Too Much Breast for Victoria’s Secret?
We clearly still have a widespread cultural boob complex on our hands.
An employee at a Victoria’s Secret store in Austin, Texas, recently told a customer—who was about to purchase about $150 worth of merchandise when her 4-month-old started fussing—that she could not breastfeed her baby in one of the store’s dressing rooms… but was welcome to do so in a nearby alley. (She ended up feeding her baby in a neighboring restroom.)
These kinds of stories, as common as they unfortunately are, always surprise me. I just don’t understand how anyone finds nursing a baby offensive, let alone when it’s done discreetly in a dressing room. But at a dressing room in a Victoria’s Secret store (by all appearances a very boob-friendly establishment…)? In Austin (in my experience, a very pro-nursing town)?
As the story hit the press, speculations that the mom may have staged the incident circulated, a classic blame-the-victim response that could only be conjured by naysayers who’ve never experienced life as a breastfeeding mom to a 4-month-old baby. She was out, with her baby, shopping for lingerie: That’s a major accomplishment right there on a lot of levels. I’m pretty positive feeding her baby in a public restroom was not next on her to-do list that day.
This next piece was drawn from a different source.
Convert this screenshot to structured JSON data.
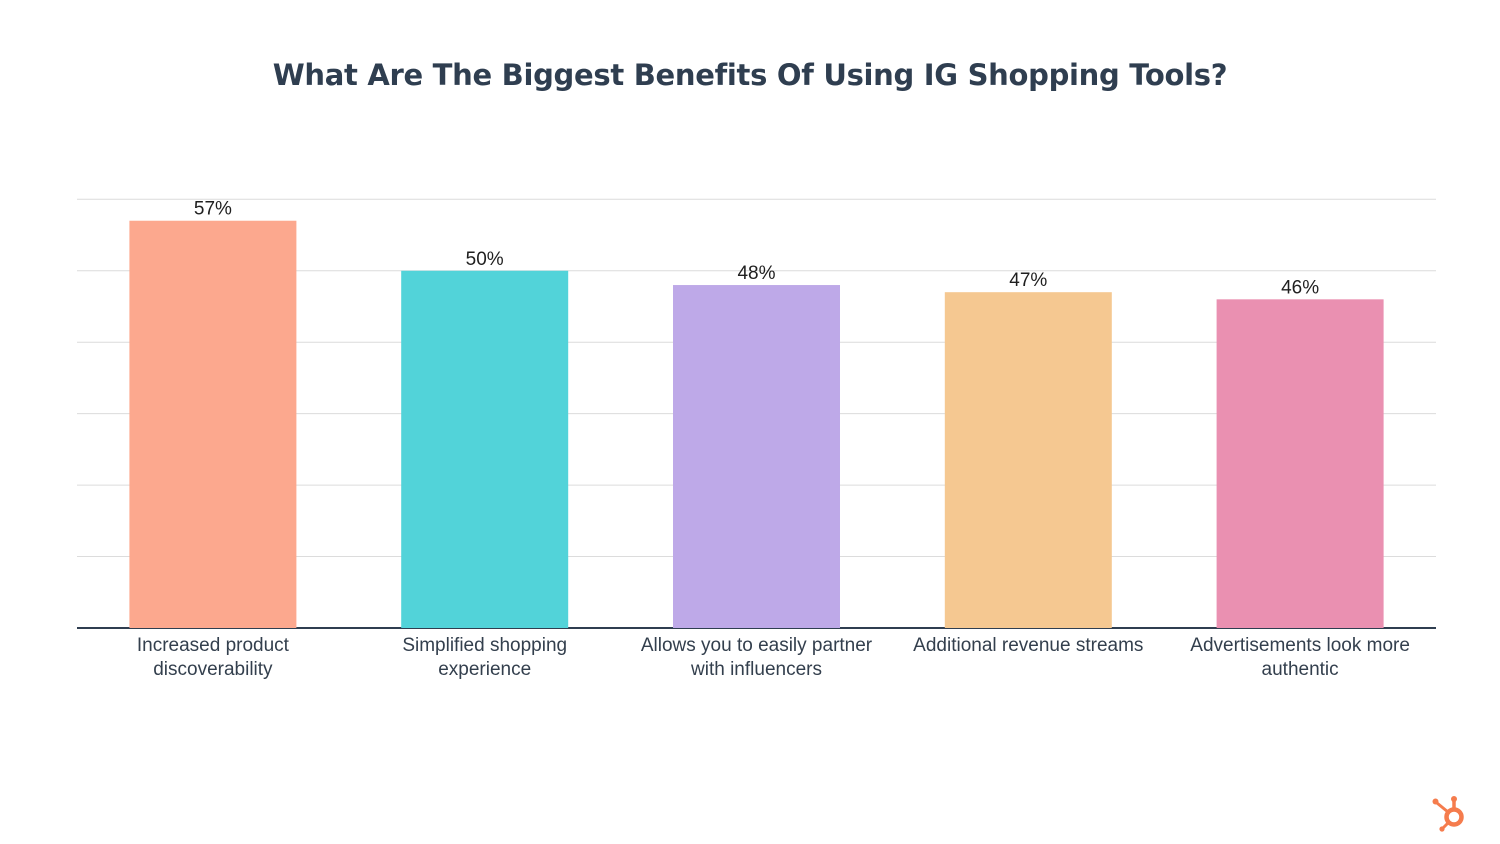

Meanwhile, Victoria’s Secret’s spokespeople state that the company’s policy is in fact pro-breastfeeding, and that moms are welcome to nurse their babies anywhere in the stores that they like. While that one employee clearly missed the memo, the company has taken appropriate steps in the aftermath of this incident to make it right. They’ve issued an apology to the mom, and they’re making an effort to inform all store associates of their law-upholding policies—breastfeeding in public is protected by law in Texas. When I called the store in question to ask about what happened, I was told that Victoria’s Secret does not want to be perceived as being anti-breastfeeding (The person I spoke with also mentioned that she’s a mom). This is certainly a marked improvement over, say, the Hollister company’s non-response when a mom was kicked out of a store for nursing her baby, an incident that sparked a nationwide nurse-in.
In any case, we still clearly have a widespread cultural breastfeeding complex on our hands. Krisdee Donmoyer, the blogger and activist behind Keep Austin Nursing in Public, says, “The best thing we can do with our outrage over this is to contact our legislators and (politely, even though we’re outraged!) tell them that our nursing in public laws need to be stronger. Most states need improvement of their laws, and really, a federal law is in order. As it stands, moms who are traveling may think they know their rights, but when they cross a state border they may lack the protection they’re accustomed to.”
Have you ever been told you couldn’t breastfeed in a public place?